Por Ricardo Lima de Aguiar- Redação Porto Cultura - 21/06/2008 | 19:47
O Santander Cultural – Unidade Porto Alegre inaugura em 24 de junho a mostra TRANSFER_cultura urbana. arte contemporânea. transferências. transformações, em exibição até setembro. A iniciativa propõe uma reflexão sobre a cultura produzida nas ruas das cidades, tanto do Brasil como em outras partes do mundo e reúne os principais ícones da arte urbana numa grande mostra brasileira, promovendo um amplo olhar sobre o tema e provocando reflexões sobre este movimento cultural.

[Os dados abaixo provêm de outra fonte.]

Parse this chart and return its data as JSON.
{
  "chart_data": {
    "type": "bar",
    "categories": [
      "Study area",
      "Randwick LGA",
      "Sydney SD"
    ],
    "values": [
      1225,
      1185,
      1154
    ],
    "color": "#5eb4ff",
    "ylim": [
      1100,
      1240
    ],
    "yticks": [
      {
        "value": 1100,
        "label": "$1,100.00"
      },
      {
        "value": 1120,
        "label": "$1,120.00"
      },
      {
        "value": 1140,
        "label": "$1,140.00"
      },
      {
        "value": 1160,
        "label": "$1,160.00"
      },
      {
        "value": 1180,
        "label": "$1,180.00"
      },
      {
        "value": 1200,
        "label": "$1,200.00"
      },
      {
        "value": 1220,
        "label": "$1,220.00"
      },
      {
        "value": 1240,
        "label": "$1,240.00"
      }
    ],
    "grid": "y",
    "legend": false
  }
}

TRANSFER é um projeto abrangente e não se restringe apenas à mostra. É o ponto de partida para um laboratório de experiências e convivência. A realização do Santander Cultural reúne uma gama de obras e materiais de mais de 100 artistas, em torno de 300 obras de acervos privados nacionais e do exterior, além de vídeos e fotografias. Mais, onze obras/instalações criadas especialmente para a exposição.
A iniciativa inclui também uma mostra de filmes inéditos no Brasil sobre arte urbana e uma centena de fotografias de intervenções urbanas e diversos vídeos. Um dos destaques de TRANSFER é uma ousada instalação de arquitetura “skatável”, ou seja, que pode ser percorrida por skatistas, criada pelo arquiteto Pedro Mendes da Rocha, com consultoria artística do coletivo Noh de skate, arte e arquitetura.
Com curadoria de Lucas Ribeiro, Fabio Zimbres, Alexandre Cruz e Christian Strike, a exposição está organizada em quatro eixos – Beautiful Losers, Intervencionistas, Mauditos e Street Fine Art – que permitem visualizar influências da street art e contextualizá-las no panorama mundial.
A mostra traz obras de artistas norte-americanos que expõem pela primeira vez no Brasil. Nomes como Thomas Campbell, Cheryl Dunn, KAWS, Glen E. Friedman, Chris Johanson, Mike Mills e Craig R. Stecyk III, estão em TRANSFER.
“Este projeto é fruto da nossa atuação, nos últimos dois anos, em atividades com artistas, editores, galeristas, videomakers, representantes e pensadores da arte urbana. A idéia de TRANSFER, cujo próprio nome indica o conceito de transferência, é provocar a reflexão e o diálogo com o público sobre esta arte que está nas grandes metrópoles. Vamos discutir as influências que recebem e exercem, bem como sua articulação com os mais variados segmentos sociais, tanto na mostra quanto nas atividades simultâneas que realizaremos ao longo dos próximos três meses”, afirma Liliana Magalhães, superintendente do Santander Cultural.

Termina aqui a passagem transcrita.